YESTERDAY we supported the Times when it highlighted the attack the Attorney-General had made on a free press.
It said that Victoria Prentis KC had sent an advisory note to editors in which she warned about the reporting of allegations against Russell Brand.
We pointed out that this attack on a free press was also an attack on free speech, which can take many forms. Kathy set this out in detail here.
Ironically, the same paper on the same day carried out a classic attack on free speech. It added to what is an ongoing smear campaign against the website Rumble. (Like YouTube, this is a platform where users can watch, share and upload videos. But crucially Rumble counters mainstream views while YouTube promotes them.) This Times article really is a work of genius.
The newspaper headline read: ‘Brand’s refuge could be forced offline’ and the online headline: ‘Rumble: platform hosting Russell Brand may be forced offline.’
I don’t watch Rumble myself. As a rule, I like to lower my consumption of social media so it would take a lot for me to sign up to anything new. However, the mainstream attack and smear campaign against Rumble is both crude and obvious.
The piece raises alarm bells in its opening paragraph, when it puts the term ‘free speech’ in scare quotes: ‘The “free speech” website that hosts Russell Brand could be forced out of the UK under new online safety laws, experts have said.’ Scare quotes – what a laugh! In one of the few statements of fact, the report says that ‘under the Online Safety Bill, which is due to become law next month, Rumble will be regulated by Ofcom because it is accessible in the UK’.
It cites two ‘experts’ predicting that Rumble might not like the terms of the new Online Safety Bill and therefore pull out of the UK.
Tell me more. Just what are the ‘experts’ predicting might happen at some point in the future, and since when is such a prediction news?
The quotes come from Lord Allan of Hallam, a former Facebook executive who has advised on the Bill, and Professor Lorna Woods, an internet law expert who was one of the Bill’s architects.
Lord Allan with his crystal ball: ‘You can’t get out of this by saying “I’m a crazy American platform, that’s not ok” and that somehow you get a free pass. They don’t get a free pass. Their whole philosophy is freedom of expression . . . a kind of “screw you”. So when they get a letter from Ofcom saying, “Here are all the things you’re going to have to do”, it seems to me the most likely reaction is going to be they’re going to say, “Well, we won’t operate in the UK any more”.’ (Indeed if this is Rumble’s reaction, one might muse that was the entire point of the Bill in the first place.)

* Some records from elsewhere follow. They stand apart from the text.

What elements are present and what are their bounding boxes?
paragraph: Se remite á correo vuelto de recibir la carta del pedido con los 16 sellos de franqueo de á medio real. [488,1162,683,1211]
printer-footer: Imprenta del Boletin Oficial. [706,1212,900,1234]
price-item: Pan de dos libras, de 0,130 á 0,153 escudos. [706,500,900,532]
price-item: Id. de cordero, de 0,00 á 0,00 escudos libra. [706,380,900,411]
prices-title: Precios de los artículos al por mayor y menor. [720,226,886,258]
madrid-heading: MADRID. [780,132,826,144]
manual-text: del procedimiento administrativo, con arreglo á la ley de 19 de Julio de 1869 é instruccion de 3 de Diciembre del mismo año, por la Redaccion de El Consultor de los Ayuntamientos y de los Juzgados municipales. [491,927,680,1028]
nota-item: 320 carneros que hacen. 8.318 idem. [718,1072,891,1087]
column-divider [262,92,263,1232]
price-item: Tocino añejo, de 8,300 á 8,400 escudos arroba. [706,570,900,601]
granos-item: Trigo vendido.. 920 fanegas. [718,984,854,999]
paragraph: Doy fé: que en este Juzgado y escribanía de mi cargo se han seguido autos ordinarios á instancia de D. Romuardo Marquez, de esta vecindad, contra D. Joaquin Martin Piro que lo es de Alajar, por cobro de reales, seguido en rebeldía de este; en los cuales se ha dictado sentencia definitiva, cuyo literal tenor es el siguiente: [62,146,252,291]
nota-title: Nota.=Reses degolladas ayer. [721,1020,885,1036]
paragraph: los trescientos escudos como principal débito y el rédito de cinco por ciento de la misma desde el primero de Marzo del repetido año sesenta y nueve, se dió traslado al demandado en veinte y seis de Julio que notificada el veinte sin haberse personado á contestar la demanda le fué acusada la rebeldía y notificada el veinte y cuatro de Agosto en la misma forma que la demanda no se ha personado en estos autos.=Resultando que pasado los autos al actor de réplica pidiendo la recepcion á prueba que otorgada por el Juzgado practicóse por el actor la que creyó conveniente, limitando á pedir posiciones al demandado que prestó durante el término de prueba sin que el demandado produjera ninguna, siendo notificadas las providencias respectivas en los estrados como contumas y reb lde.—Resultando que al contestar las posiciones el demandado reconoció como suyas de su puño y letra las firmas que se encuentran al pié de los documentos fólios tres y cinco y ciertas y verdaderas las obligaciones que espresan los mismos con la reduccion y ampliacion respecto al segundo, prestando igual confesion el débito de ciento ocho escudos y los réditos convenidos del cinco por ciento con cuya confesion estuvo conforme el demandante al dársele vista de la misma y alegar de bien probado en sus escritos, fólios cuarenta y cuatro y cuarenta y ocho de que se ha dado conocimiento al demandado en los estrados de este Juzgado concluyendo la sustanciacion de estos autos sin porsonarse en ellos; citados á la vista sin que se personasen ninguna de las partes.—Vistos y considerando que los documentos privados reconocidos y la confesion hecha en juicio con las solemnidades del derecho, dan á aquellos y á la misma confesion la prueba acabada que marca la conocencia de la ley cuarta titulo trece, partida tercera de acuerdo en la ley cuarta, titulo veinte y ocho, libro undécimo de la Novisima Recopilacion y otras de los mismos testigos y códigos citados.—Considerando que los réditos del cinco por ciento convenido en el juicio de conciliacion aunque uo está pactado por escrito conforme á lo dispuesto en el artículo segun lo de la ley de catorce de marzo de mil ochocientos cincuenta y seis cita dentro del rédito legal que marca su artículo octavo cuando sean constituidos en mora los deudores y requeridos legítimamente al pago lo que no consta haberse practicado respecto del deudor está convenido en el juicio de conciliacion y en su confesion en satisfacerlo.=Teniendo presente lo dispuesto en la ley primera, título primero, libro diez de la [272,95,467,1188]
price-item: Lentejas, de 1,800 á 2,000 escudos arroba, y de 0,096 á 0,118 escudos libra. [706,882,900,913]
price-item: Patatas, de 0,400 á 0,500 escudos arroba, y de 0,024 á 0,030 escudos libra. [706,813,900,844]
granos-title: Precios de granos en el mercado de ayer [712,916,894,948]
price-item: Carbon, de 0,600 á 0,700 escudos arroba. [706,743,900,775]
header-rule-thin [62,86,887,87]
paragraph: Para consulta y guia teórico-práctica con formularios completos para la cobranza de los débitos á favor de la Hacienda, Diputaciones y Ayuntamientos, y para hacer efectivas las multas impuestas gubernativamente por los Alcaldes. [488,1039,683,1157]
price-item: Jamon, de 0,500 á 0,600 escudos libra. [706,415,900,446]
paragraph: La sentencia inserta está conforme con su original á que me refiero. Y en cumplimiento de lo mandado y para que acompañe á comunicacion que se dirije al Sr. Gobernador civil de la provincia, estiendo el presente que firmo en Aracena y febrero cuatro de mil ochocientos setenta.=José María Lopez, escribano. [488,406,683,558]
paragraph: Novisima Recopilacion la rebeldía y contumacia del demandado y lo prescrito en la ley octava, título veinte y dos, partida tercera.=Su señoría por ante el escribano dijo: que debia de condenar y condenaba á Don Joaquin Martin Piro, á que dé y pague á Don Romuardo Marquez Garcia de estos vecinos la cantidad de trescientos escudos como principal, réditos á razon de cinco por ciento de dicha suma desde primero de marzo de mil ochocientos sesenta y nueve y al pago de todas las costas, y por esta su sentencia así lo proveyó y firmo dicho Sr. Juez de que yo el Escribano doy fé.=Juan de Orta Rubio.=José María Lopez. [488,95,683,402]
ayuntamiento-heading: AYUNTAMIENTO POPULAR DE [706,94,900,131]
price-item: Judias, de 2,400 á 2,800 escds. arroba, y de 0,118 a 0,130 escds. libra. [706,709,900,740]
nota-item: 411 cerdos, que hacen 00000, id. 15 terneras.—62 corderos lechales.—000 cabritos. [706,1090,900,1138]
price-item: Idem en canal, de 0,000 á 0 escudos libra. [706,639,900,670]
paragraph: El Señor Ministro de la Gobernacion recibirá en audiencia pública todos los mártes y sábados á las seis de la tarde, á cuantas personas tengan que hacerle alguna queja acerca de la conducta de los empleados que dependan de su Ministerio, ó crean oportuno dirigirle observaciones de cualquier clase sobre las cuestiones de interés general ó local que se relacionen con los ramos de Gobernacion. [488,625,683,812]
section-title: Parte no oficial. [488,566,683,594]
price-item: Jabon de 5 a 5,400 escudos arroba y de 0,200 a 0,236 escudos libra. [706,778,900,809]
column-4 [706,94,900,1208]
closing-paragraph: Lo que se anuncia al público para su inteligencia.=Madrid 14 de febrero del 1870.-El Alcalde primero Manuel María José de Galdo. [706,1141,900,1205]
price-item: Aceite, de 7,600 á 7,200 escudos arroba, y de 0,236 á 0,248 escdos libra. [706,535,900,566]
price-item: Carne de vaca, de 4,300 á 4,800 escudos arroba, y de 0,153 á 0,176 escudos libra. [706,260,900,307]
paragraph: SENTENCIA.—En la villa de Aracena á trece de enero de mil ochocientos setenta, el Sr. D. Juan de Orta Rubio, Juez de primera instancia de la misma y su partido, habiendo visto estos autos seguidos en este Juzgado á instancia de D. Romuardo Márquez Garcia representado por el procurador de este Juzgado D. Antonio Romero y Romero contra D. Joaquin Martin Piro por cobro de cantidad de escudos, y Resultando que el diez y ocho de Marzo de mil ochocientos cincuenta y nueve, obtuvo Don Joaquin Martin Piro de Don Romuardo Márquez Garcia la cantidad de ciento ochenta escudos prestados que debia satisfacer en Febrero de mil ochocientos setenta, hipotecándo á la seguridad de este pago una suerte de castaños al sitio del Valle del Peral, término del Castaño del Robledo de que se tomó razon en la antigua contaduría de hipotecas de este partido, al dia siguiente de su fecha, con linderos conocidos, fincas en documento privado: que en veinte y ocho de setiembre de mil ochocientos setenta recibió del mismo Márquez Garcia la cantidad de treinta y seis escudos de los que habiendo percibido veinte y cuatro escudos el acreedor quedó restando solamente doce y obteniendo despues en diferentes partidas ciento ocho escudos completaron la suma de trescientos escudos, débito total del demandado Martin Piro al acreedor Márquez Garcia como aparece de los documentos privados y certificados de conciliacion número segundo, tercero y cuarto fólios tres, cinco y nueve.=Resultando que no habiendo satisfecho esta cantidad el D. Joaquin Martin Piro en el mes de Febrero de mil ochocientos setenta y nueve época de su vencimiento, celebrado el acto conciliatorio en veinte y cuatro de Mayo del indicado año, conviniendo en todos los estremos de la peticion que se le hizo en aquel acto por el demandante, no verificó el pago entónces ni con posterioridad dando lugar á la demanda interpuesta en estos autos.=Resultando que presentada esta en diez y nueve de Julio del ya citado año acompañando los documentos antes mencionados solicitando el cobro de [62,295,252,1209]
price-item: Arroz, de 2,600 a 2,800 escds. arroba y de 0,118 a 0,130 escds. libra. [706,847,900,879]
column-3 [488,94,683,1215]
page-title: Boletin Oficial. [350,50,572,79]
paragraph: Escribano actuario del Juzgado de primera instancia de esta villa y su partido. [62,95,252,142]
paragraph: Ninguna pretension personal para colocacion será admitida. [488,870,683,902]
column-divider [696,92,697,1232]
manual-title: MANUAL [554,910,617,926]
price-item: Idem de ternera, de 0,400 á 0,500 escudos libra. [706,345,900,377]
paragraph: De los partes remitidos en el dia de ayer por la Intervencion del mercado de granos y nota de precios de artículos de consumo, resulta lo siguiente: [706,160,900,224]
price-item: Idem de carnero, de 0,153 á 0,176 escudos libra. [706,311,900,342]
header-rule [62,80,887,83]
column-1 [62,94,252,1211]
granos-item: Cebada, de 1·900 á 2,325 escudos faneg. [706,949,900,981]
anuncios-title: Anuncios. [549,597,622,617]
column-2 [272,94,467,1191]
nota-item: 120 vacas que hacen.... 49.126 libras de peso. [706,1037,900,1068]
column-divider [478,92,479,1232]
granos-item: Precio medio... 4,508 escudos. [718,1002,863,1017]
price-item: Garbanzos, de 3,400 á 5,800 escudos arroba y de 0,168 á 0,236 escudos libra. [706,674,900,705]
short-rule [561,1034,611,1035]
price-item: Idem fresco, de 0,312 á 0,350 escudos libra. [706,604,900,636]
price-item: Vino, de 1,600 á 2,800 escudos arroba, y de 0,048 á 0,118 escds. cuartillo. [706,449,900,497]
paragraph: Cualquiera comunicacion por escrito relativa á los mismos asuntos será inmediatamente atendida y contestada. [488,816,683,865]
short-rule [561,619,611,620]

Professor Woods said Ofcom had the ability to disrupt or block Rumble if it did not comply. She had her tea leaves out, telling us, ‘In theory Ofcom will engage with them, and say, “You’re not complying with rules”, and Rumble will grandstand before the press, as we’ve seen, and try to ignore what Ofcom does.’ Interesting.
At this point you will say, ‘But Laura, don’t worry. As per ordinary journalistic standards, surely the Times went to Rumble itself and got a quote from the horse’s mouth?’ Nope. What the Times did do was quote Rumble’s reply to Dame Caroline Dinenage’s previous demand for it to suspend Brand. Quite the trick, that.
The piece ends with a quote from Ofcom. A spokesman said: ‘Ofcom is preparing to regulate online safety by ensuring that tech companies have effective measures in place to protect their users, particularly children. As well as establishing these standards, we will engage regularly with . . . services to [understand] what they are doing to protect their users and push them to make improvements where needed.’
What a work of art this ‘journalism’ is from the Times. Get a couple of ‘experts’ in and get them to predict how a law might operate and get them to guess the reaction of the company you don’t like and want to smear, and run the whole piece on that.
Get a quote from Rumble themselves? No chance. Just run that statement they made in relation to being targeted by an MP, and the piece might look like proper journalism. Don’t forget to add in the usual bogeymen such as Andrew Tate, Alex Jones and now Russell Brand, and job done. No need ever to look at Rumble or indeed question a mainstream narrative again.